Often part of the abuse is to designed to convince you of the rightness of what is being done to you, and many abusees begin to believe it. When you believe it, you become either a permanent abusee, or a future abuser, or both. In many more cases than we would like to admit, the abusee actually has some degree of choice to exit the cycle. When participating in the abuse this choice does not really seem real, or it would be excercised. There tremendous fear of some kind placed on the person to keep them from excercising it. In abusive religious systems, it’s usually associated with the loss of one’s salvation. With children it’s especially bad because they have no sense of personal autonomy or choice. In terror, and for seeming lack of options, people submit to abuse.

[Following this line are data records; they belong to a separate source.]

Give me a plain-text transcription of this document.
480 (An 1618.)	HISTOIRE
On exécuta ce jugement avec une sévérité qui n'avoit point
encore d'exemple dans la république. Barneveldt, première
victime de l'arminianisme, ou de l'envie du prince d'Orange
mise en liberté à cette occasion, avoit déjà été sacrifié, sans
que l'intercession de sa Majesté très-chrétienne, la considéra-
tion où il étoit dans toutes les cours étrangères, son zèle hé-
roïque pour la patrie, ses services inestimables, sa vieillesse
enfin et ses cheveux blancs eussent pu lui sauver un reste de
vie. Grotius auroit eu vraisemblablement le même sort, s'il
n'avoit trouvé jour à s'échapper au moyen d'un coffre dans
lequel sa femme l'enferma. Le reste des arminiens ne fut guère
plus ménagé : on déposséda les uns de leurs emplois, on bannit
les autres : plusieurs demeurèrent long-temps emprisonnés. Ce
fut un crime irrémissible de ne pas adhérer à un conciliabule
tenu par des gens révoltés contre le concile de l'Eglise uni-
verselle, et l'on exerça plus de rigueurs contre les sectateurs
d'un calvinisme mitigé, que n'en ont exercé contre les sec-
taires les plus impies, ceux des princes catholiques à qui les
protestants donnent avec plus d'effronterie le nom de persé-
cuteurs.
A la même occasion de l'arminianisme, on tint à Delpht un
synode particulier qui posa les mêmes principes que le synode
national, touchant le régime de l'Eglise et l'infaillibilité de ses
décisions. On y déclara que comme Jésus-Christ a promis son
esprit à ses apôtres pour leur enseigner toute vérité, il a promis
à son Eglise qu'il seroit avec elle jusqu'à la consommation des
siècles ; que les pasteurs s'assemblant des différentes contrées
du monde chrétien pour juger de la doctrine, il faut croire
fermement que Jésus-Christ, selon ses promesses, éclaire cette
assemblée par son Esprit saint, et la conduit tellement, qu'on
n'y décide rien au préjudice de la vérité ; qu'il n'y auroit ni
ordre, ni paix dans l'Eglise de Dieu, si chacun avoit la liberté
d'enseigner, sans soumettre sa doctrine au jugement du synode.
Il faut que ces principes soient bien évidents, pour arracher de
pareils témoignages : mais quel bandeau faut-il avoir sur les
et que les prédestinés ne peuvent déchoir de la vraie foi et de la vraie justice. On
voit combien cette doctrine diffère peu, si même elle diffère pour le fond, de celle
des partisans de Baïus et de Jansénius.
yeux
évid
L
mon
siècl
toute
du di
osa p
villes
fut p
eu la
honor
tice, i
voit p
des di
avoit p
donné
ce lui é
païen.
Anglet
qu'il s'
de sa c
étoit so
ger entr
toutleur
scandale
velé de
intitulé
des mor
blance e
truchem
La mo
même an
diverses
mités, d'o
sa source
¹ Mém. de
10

Therefore, people either submit to abuse because of fear or because they believe it is some how needed, or deserved. These are the doors to the exits of the abusive cycle. If you are terrified of leaving, begin to plot your escape, and at your best chance, make a break for it. There may be great risk involved, but the risk is worth getting your soul back. If you believe that the abuse was needed or deserved, you need healing, and you need to repent. As a way of coping you’ve said to youself “this must be necessary because so and so is such a good person, they would never hurt me” but in reality they are hurting you. When you come to grips with the fact that they were not a good person, and they did actually hurt you and it was completely wrong and unjustified, you’ll begin to close the door on the cycle.

Sometimes we particpate in a form of submission in human relationships that does not classify as abuse but takes on some of its unhealthy dynamics. For example, a well intentioned man desiring to lead his home well, and help his wife toward godliness, may in fact override her will and not even know it because she is deferring rather than trying to argue in what she knows is a difficult battle. Slowly her sense of herself begins to erode as he starts to exercise more and more initiative and she exercises less and less. Eventually this will blow up. He will be shocked because he thought all along that she was on board with the decisions they were making “together,” when in reality, she was not expressing her will. Who is at fault? In reality, they both are. Of course the man is responsible for overriding her will, even if it was unintentional. But it was the responsibility of the woman to let her voice and preference be heard. This is difficult because it will cause conflict especially at first, by not expressing herself, it takes on the dynamics of abuse, even though both parties are acting in good faith and there is no abuser — The woman’s identity is suffocated by the man’s.